Posted — UpdatedKyle Denis owns Apex Outfitter and Board Company at the corner of South Salisbury and West Hargett streets. Denis posted a video to the company's Instagram account showing two women who stood guard outside the store after its windows were smashed.
"People work too hard, too hard," one woman said in the video. Another can be heard saying, "You ain't going to do that in front of me."

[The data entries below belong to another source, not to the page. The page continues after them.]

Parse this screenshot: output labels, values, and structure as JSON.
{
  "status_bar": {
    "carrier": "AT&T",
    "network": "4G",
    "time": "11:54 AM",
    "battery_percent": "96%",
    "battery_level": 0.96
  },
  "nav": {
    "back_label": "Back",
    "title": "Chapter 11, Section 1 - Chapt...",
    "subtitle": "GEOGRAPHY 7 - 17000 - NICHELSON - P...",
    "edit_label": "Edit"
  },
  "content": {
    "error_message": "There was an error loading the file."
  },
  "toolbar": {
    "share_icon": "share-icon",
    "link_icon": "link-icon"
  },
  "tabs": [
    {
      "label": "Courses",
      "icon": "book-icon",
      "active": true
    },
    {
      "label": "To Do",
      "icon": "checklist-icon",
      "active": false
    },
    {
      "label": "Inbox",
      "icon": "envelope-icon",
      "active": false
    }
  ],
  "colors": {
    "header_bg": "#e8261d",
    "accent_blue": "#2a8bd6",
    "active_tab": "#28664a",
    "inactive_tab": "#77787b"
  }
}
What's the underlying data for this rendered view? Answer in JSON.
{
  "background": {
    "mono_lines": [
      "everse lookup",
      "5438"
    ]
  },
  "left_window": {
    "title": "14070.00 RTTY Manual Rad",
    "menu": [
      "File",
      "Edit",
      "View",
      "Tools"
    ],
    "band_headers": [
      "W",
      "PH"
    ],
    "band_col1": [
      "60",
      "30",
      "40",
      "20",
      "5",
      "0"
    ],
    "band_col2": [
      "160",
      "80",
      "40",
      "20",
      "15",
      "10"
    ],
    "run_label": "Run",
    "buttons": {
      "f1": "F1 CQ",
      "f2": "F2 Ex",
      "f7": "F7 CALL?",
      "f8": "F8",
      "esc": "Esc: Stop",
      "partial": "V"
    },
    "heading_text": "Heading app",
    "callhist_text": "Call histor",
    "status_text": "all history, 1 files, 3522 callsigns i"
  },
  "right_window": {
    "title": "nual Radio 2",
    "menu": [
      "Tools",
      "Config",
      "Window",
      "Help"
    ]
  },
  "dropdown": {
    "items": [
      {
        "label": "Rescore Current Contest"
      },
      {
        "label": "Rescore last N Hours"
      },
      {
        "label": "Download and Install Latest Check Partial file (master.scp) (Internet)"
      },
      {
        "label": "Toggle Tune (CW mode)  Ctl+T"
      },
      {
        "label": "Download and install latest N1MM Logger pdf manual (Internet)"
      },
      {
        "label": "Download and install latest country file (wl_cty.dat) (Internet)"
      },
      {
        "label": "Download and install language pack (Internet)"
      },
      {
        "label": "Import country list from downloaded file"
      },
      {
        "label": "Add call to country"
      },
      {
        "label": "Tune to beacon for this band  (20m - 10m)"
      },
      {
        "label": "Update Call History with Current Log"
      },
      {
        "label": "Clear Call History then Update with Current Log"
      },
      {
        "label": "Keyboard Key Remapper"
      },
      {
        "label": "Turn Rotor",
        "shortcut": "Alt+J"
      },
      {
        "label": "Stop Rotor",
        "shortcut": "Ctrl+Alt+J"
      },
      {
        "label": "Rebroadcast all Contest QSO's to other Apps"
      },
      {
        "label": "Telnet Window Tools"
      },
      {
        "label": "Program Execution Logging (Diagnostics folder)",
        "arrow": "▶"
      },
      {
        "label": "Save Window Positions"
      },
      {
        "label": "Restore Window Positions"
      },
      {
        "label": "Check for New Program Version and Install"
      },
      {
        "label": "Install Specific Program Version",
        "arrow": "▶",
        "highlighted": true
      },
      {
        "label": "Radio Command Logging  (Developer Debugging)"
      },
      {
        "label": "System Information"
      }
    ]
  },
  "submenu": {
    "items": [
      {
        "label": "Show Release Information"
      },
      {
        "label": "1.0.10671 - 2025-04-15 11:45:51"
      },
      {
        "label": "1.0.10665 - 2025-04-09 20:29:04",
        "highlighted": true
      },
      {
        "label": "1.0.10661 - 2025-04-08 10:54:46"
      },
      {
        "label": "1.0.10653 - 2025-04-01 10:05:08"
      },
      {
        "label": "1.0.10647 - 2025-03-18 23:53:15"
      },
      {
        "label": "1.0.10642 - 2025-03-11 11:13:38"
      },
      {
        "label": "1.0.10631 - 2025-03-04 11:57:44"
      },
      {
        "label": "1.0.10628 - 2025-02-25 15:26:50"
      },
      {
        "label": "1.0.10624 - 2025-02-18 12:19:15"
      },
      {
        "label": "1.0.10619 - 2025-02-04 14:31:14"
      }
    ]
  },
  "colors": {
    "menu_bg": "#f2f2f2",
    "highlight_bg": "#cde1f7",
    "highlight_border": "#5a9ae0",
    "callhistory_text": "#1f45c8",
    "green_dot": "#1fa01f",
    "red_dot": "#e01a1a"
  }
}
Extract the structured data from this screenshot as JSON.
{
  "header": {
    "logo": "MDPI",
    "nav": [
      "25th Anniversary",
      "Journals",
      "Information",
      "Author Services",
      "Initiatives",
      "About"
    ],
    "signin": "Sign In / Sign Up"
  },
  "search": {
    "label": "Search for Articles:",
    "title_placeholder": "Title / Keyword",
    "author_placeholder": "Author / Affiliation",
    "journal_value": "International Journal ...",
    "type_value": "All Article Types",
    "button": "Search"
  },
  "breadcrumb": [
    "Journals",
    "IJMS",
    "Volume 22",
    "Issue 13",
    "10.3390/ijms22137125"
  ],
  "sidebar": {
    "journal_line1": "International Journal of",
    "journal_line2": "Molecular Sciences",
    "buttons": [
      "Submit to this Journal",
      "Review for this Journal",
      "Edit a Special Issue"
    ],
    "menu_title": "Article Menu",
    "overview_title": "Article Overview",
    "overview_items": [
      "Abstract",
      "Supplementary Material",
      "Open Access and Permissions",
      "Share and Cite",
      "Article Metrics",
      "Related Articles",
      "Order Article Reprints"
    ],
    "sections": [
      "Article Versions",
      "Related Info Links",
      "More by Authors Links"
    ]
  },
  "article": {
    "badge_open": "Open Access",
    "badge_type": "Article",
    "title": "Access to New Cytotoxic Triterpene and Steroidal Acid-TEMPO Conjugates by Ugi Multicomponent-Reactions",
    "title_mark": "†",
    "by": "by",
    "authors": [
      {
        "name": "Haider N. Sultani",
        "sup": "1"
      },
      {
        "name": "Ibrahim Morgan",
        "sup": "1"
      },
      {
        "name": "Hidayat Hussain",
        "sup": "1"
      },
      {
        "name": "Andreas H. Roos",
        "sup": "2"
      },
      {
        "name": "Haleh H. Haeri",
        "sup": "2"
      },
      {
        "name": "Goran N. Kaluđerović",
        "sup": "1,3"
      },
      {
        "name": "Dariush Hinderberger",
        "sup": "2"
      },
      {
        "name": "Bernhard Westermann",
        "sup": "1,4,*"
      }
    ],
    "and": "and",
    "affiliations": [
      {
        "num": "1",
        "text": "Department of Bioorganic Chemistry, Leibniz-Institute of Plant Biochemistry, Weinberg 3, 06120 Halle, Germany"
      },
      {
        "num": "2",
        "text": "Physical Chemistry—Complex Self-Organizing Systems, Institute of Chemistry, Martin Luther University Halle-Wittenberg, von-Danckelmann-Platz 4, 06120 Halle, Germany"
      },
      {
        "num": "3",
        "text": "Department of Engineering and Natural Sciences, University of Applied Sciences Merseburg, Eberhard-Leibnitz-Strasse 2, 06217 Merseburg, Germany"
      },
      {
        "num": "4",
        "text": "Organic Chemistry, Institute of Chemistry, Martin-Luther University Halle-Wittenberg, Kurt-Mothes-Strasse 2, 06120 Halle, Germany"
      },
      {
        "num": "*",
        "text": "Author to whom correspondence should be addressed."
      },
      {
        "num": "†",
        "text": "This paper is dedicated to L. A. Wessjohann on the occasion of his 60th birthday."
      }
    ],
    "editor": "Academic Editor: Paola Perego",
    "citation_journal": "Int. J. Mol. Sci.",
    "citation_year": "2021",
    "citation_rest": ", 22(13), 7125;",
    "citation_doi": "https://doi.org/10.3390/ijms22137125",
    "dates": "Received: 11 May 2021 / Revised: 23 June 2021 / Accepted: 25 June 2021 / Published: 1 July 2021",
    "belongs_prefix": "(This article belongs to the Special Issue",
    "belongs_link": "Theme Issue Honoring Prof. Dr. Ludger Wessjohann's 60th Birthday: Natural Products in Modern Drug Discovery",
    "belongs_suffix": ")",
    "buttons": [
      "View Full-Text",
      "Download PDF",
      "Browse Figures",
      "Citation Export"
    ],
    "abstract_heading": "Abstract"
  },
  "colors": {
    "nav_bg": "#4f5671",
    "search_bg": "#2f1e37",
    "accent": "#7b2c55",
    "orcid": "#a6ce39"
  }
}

Denis said he had been downtown at the earlier protests but was at home in Apex when he got the call from his alarm company about someone breaking into the Raleigh store. He ignored the alarm company's suggestion to stay home and went to the scene, only to find a group of people and some of his employees standing guard outside.
"There was a group of citizens on Hargett Street right in front of our windows, just banded together protecting it," he said.
Denis said the group tried to reason with large crowds and deter them from violence, but things got heated.
"I was outside with a fire extinguisher. One of the women in the video actually pulled out a thing of Mace and was spraying it at people, and it became way more then we could handle," he said.
Denis said he encouraged the group to leave as the crowds got more violent.
After boarding up windows, Denis said he left the shop but two young men on skateboards stayed behind. One the shop's doors was finally broken down, but the young men encouraged looters to leave the shop alone, telling people they were in fact the owners.
Around 1 a.m., Denis said he saw a group of people drive up to the shop via his security cameras. The group went inside and took everything. When he arrived the next day to assess the damage, he said that even the plastic mannequins had been set on fire.
While the experience of seeing his business destroyed was awful, Denis said he is taking solace in the kindness he saw Saturday night.
"I would love to find these people," he said. "I would love to, you know, when the coronavirus goes away, give them big hugs and take them out to dinner and laugh with them and get to know more about them because they will always hold a special place in our heart."
Apex Outfitter has another location in Apex.